- Directed by: David M. Rosenthal
- Written by: David M. Rosenthal Joseph M. Smith
- Produced by: Joseph M. Smith
- Starring: Joseph Cross Sarah Roemer Snoop Dogg Rachael Leigh Cook Claudette Lali Joe Pantoliano Mimi Rogers Annette O'Toole
- Cinematography: Joseph Gallagher
- Edited by: Conor O'Neill
- Music by: Mark Mothersbaugh
- Distributed by: Anchor Bay (US & UK) Gryphon (Australia)
- Release dates: September 29, 2009 (Australia); January 5, 2010 (United States);
- Running time: 98 minutes
- Country: United States
- Language: English

= Falling Up (film) =

Falling Up (known in Australia as The Golden Door) is a 2009 American romantic comedy film that was released direct-to-video in late 2009 or early 2010 depending on region.

==Plot==
Nursing student Henry O'Shea (Joseph Cross), who suddenly finds himself the 'head' of his family, after the death of his father, takes a leave from school to support his mother, getting a job as a New York doorman. As a former nursing student, Henry has occasion to help Scarlett (Sarah Roemer), a resident's daughter, with some difficult situations involving his medical knowledge. After Henry saves Scarlett's boyfriend from dying of an overdose, she takes him out to thank him for his help and they make a connection. Shortly after, Scarlett's mother (Mimi Rogers) happens to be going through Scarlett's digital camera, and finds pictures of them together. She immediately calls Henry's boss and has Henry fired.

When Scarlett finds out, she admonishes her mother and promises to date whomever she pleases, regardless of station in life. She attempts to find Henry, but is unsuccessful. Henry's sister Kate shows up in the lobby of the building and insists upon talking to Scarlett, who accompanies her for a walk in the city, and they discuss Henry's job and his future.

Meanwhile, Henry finds out his mother is working at a sex shop in the city. While he's freaking out about the job she chose, Scarlett shows up and tries to rekindle what they started on their date. Henry rejects her, saying she's too much for him because of her socioeconomic status in contrast to his.
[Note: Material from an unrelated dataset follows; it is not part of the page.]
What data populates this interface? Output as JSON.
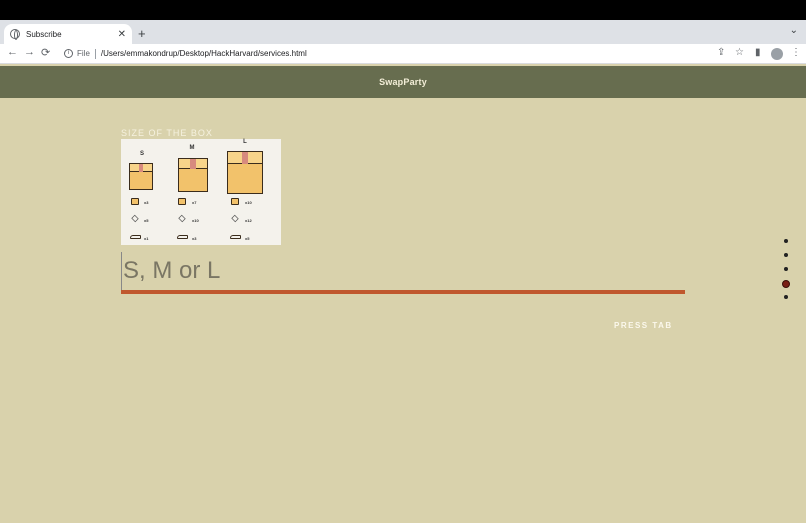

Not long after, Henry is walking around the city lamenting his station in life and the dressing down he received from his mother regarding his attitude toward his own worth and the worth of his family, and realizes he made a mistake with Scarlett. He goes to the front desk of the building Scarlett lives in, and Raul (another doorman, played by Snoop Dogg) tells him Scarlett went to a club in the city with her family.

After being denied entry by the doorman, he sneaks into the club and dresses up as a chef to get some face time with Scarlett. After causing a scene, he gives a rousing, 'we belong together,' speech and Scarlett leaves with him.

==Cast==
- Joseph Cross as Henry O'Shea
- Sarah Roemer as Scarlett Dowling
- Snoop Dogg as Raul
- Rachael Leigh Cook as Caitlin O'Shea
- Claudette Lali as Mercedes
- Joe Pantoliano as George
- Mimi Rogers as Meredith
- Annette O'Toole as Grace O'Shea
- Daniel Newman as Jake Weaver
- Samuel Page as Buck
- Frankie Shaw as Gretchen
- Gordon Clapp as Colin O'Shea
- Jim Piddock as Phillip Dowling
- Peter Jason as John O'Shea
- Ajay Naidu as Paco
- Sam Pancake as Ray
- Maria Cina as Mrs. Silverman

==Home media==
First shown on the Showtime network, the film has a TV-14 rating for American television.

The film was released on Region 4 DVD in September 2009 under the alternate title The Golden Door, with an M advisory.

Falling Up was released on Region 1 DVD in January 2010 without an MPAA rating. The Region 2 DVD was released in March 2010 with a 12 certificate.

Reviewer Amy Longsdorf wrote that although the film is predictable, "this modest charmer has a surprising delicacy and old-fashioned humanity" and is worth watching at home.

==Locations==
The exterior of the apartment building used in the movie is at 1215 5th Avenue, between 101st and 102nd Streets, just above Mt. Sinai Hospital. The Maine Monument at the entrance to Central Park at Merchants' Gate is also featured in one dog walking scene in the movie.